You may have seen the recent press stories about acupuncture being one of the suggested treatments by NICE for the management of chronic primary pain. This is an interesting headline and is in development, so we thought it would be useful to explain a bit more about what this means, and how it has come about.
What is NICE?
NICE is the NHS advisory body, which looks at the scientific evidence, cost and practicalities of treatment options for specific conditions, and produces guidelines for the NHS doctors and clinicians as to what they should prescribe, and/or where they should refer patients – to consultants or surgery for example.
What is chronic primary pain?
This is condition that is ongoing, and which isn’t caused by another diagnosis or condition. It is difficult to treat, and can have a big impact on the lives of patients and their families, with many of them being unable to work, and half of them being diagnosed with depression.
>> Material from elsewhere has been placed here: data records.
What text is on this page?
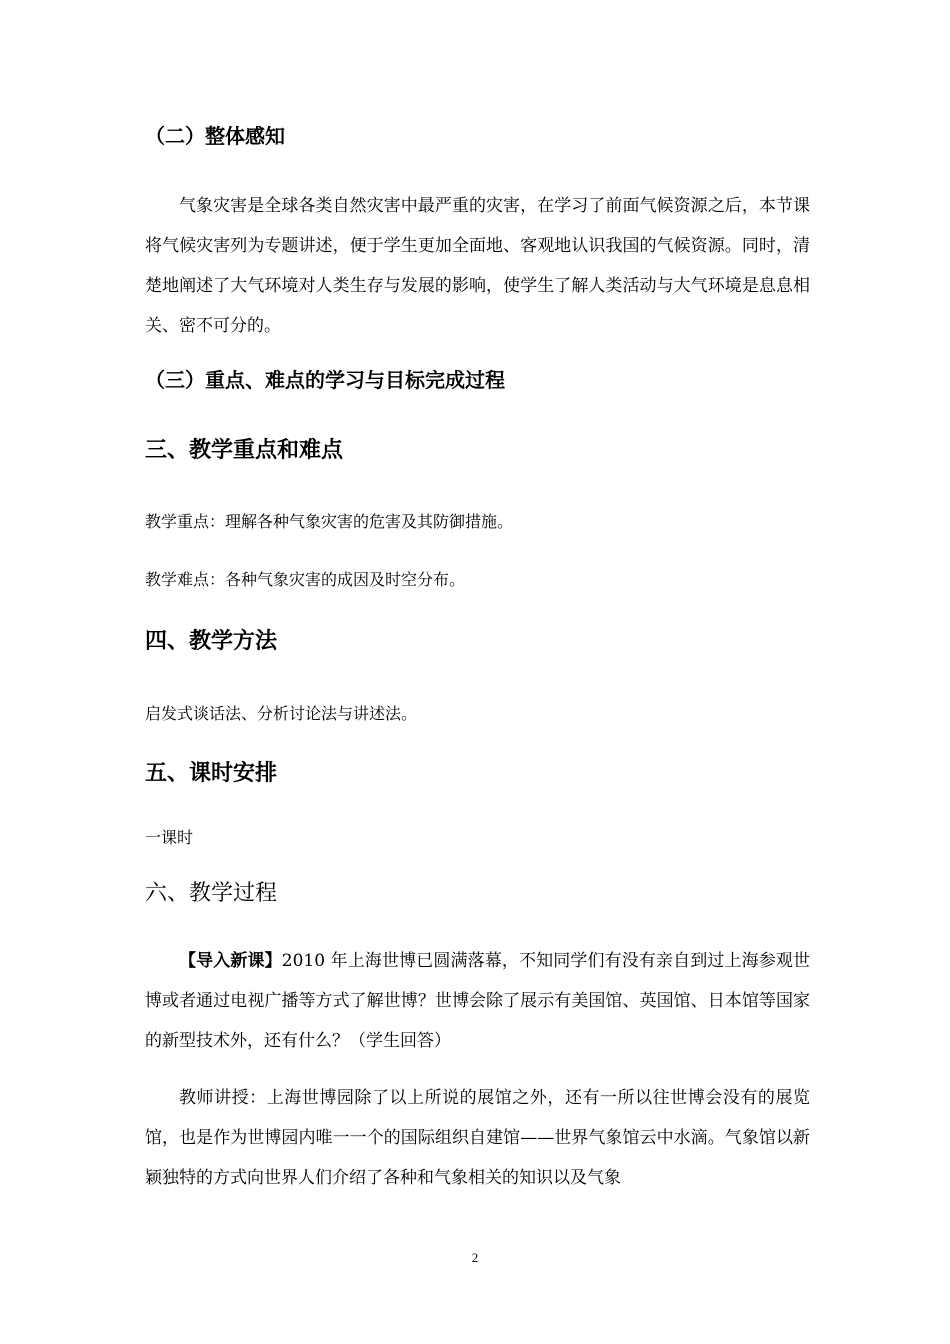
（二）整体感知
气象灾害是全球各类自然灾害中最严重的灾害，在学习了前面气候资源之后，本节课将气候灾害列为专题讲述，便于学生更加全面地、客观地认识我国的气候资源。同时，清楚地阐述了大气环境对人类生存与发展的影响，使学生了解人类活动与大气环境是息息相关、密不可分的。
（三）重点、难点的学习与目标完成过程
三、教学重点和难点
教学重点：理解各种气象灾害的危害及其防御措施。
教学难点：各种气象灾害的成因及时空分布。
四、教学方法
启发式谈话法、分析讨论法与讲述法。
五、课时安排
一课时
六、教学过程
【导入新课】2010 年上海世博已圆满落幕，不知同学们有没有亲自到过上海参观世博或者通过电视广播等方式了解世博？世博会除了展示有美国馆、英国馆、日本馆等国家的新型技术外，还有什么？（学生回答）
教师讲授：上海世博园除了以上所说的展馆之外，还有一所以往世博会没有的展览馆，也是作为世博园内唯一一个的国际组织自建馆——世界气象馆云中水滴。气象馆以新颖独特的方式向世界人们介绍了各种和气象相关的知识以及气象
2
What has NICE said about acupuncture?
NICE has said that the emphasis needs to be shifted to place the patient at the centre of the care provision, and makes clear that there is a need to reduce the amount of opioid-based painkillers as a front-line treatment, shifting the long-term care focus toward including non-drug interventions, of which acupuncture is an important one.
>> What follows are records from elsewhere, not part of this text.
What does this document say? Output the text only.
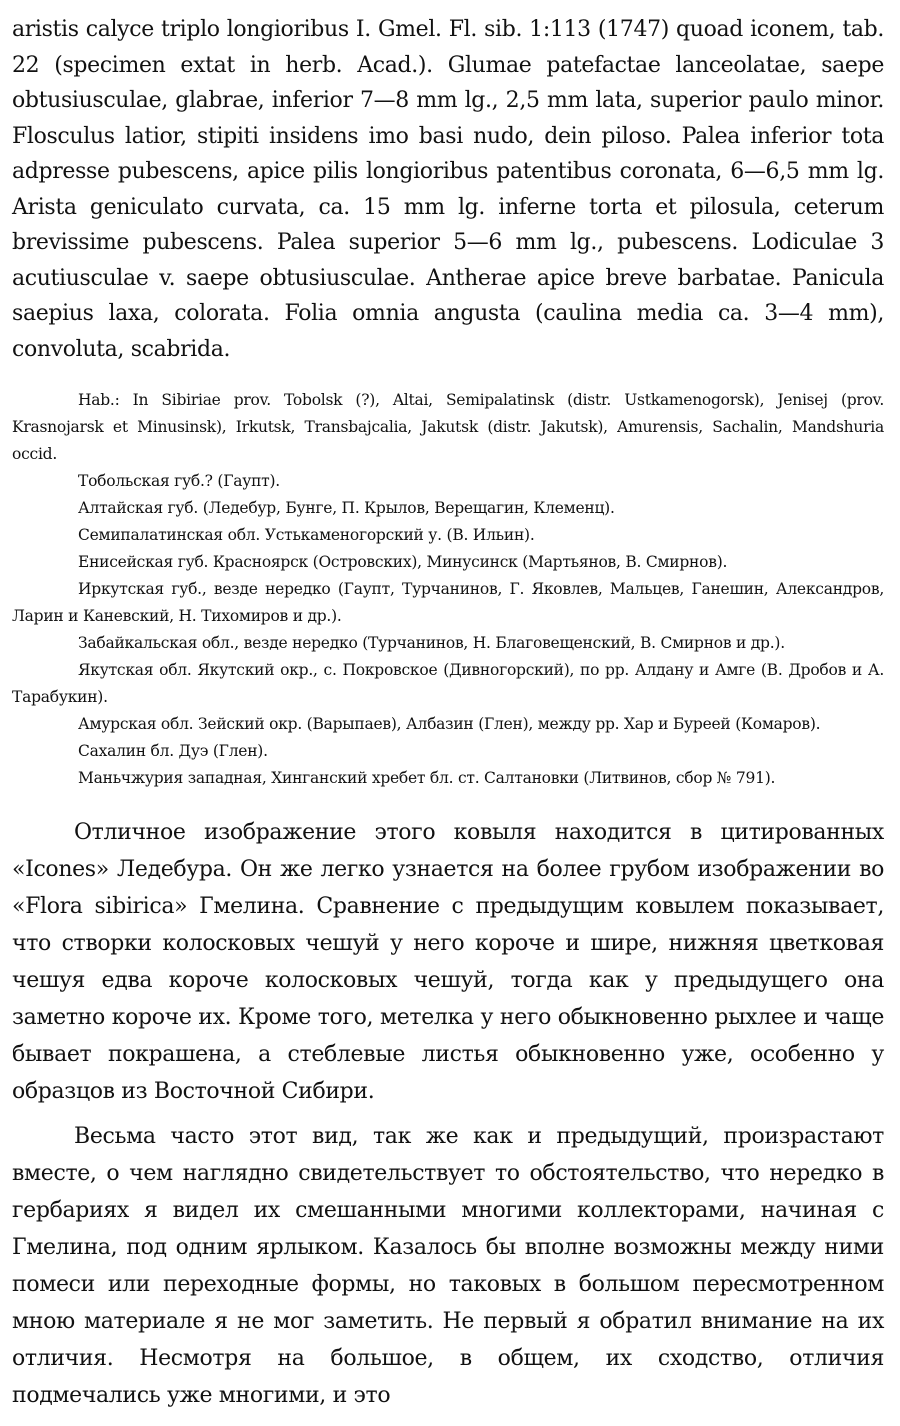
aristis calyce triplo longioribus I. Gmel. Fl. sib. 1:113 (1747) quoad iconem, tab. 22 (specimen extat in herb. Acad.). Glumae patefactae lanceolatae, saepe obtusiusculae, glabrae, inferior 7—8 mm lg., 2,5 mm lata, superior paulo minor. Flosculus latior, stipiti insidens imo basi nudo, dein piloso. Palea inferior tota adpresse pubescens, apice pilis longioribus patentibus coronata, 6—6,5 mm lg. Arista geniculato curvata, ca. 15 mm lg. inferne torta et pilosula, ceterum brevissime pubescens. Palea superior 5—6 mm lg., pubescens. Lodiculae 3 acutiusculae v. saepe obtusiusculae. Antherae apice breve barbatae. Panicula saepius laxa, colorata. Folia omnia angusta (caulina media ca. 3—4 mm), convoluta, scabrida.

Hab.: In Sibiriae prov. Tobolsk (?), Altai, Semipalatinsk (distr. Ustkamenogorsk), Jenisej (prov. Krasnojarsk et Minusinsk), Irkutsk, Transbajcalia, Jakutsk (distr. Jakutsk), Amurensis, Sachalin, Mandshuria occid.

Тобольская губ.? (Гаупт).

Алтайская губ. (Ледебур, Бунге, П. Крылов, Верещагин, Клеменц).

Семипалатинская обл. Устькаменогорский у. (В. Ильин).

Енисейская губ. Красноярск (Островских), Минусинск (Мартьянов, В. Смирнов).

Иркутская губ., везде нередко (Гаупт, Турчанинов, Г. Яковлев, Мальцев, Ганешин, Александров, Ларин и Каневский, Н. Тихомиров и др.).

Забайкальская обл., везде нередко (Турчанинов, Н. Благовещенский, В. Смирнов и др.).

Якутская обл. Якутский окр., с. Покровское (Дивногорский), по рр. Алдану и Амге (В. Дробов и А. Тарабукин).

Амурская обл. Зейский окр. (Варыпаев), Албазин (Глен), между рр. Хар и Буреей (Комаров).

Сахалин бл. Дуэ (Глен).

Маньчжурия западная, Хинганский хребет бл. ст. Салтановки (Литвинов, сбор № 791).

Отличное изображение этого ковыля находится в цитированных «Icones» Ледебура. Он же легко узнается на более грубом изображении во «Flora sibirica» Гмелина. Сравнение с предыдущим ковылем показывает, что створки колосковых чешуй у него короче и шире, нижняя цветковая чешуя едва короче колосковых чешуй, тогда как у предыдущего она заметно короче их. Кроме того, метелка у него обыкновенно рыхлее и чаще бывает покрашена, а стеблевые листья обыкновенно уже, особенно у образцов из Восточной Сибири.

Весьма часто этот вид, так же как и предыдущий, произрастают вместе, о чем наглядно свидетельствует то обстоятельство, что нередко в гербариях я видел их смешанными многими коллекторами, начиная с Гмелина, под одним ярлыком. Казалось бы вполне возможны между ними помеси или переходные формы, но таковых в большом пересмотренном мною материале я не мог заметить. Не первый я обратил внимание на их отличия. Несмотря на большое, в общем, их сходство, отличия подмечались уже многими, и это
NICE stated that commonly used painkilling drugs have little evidence to support their use, and that supervised exercise programmes (cardio, mind-body or a combination) and certain types of psychological therapy (CBT or Acceptance and Commitment Therapy), acupuncture, and some types of antidepressants are more suitable approaches.
What was the evidence for acupuncture?
27 studies showed acupuncture helped this type of pain, and was cost-effective and the evidence was considered robust by the NICE committee
What sort of acupuncture?
The draft guidelines state that both Traditional acupuncture and western medical acupuncture are suitable for this, and that they wish this to be delivered in a community setting (i.e. not in hospital), and by a health practitioner lower than band 7 (i.e. not by a doctor).
What about other physical therapies?
Other manual therapies were not recommended as there was not enough evidence (e.g. osteopathy, chiropractic), and the researchers recommended further research.
What will happen next?
These are draft guidelines, open to consultation until mid-September, after which a set of formal NICE guidelines will be produced. NICE guidelines are set out in a format where they explain when each approach should be used, dosages or length of treatment for example, so it is likely that after these refinements we will know a bit more.
In the meantime, this is a very encouraging story as using a patient-centred approach is beneficial for patients and their families, and in view of acupuncture, it shows that the increasing, high-quality research evidence for acupuncture is able to support its effectiveness to an extent where the NHS recognise and adopt its usage.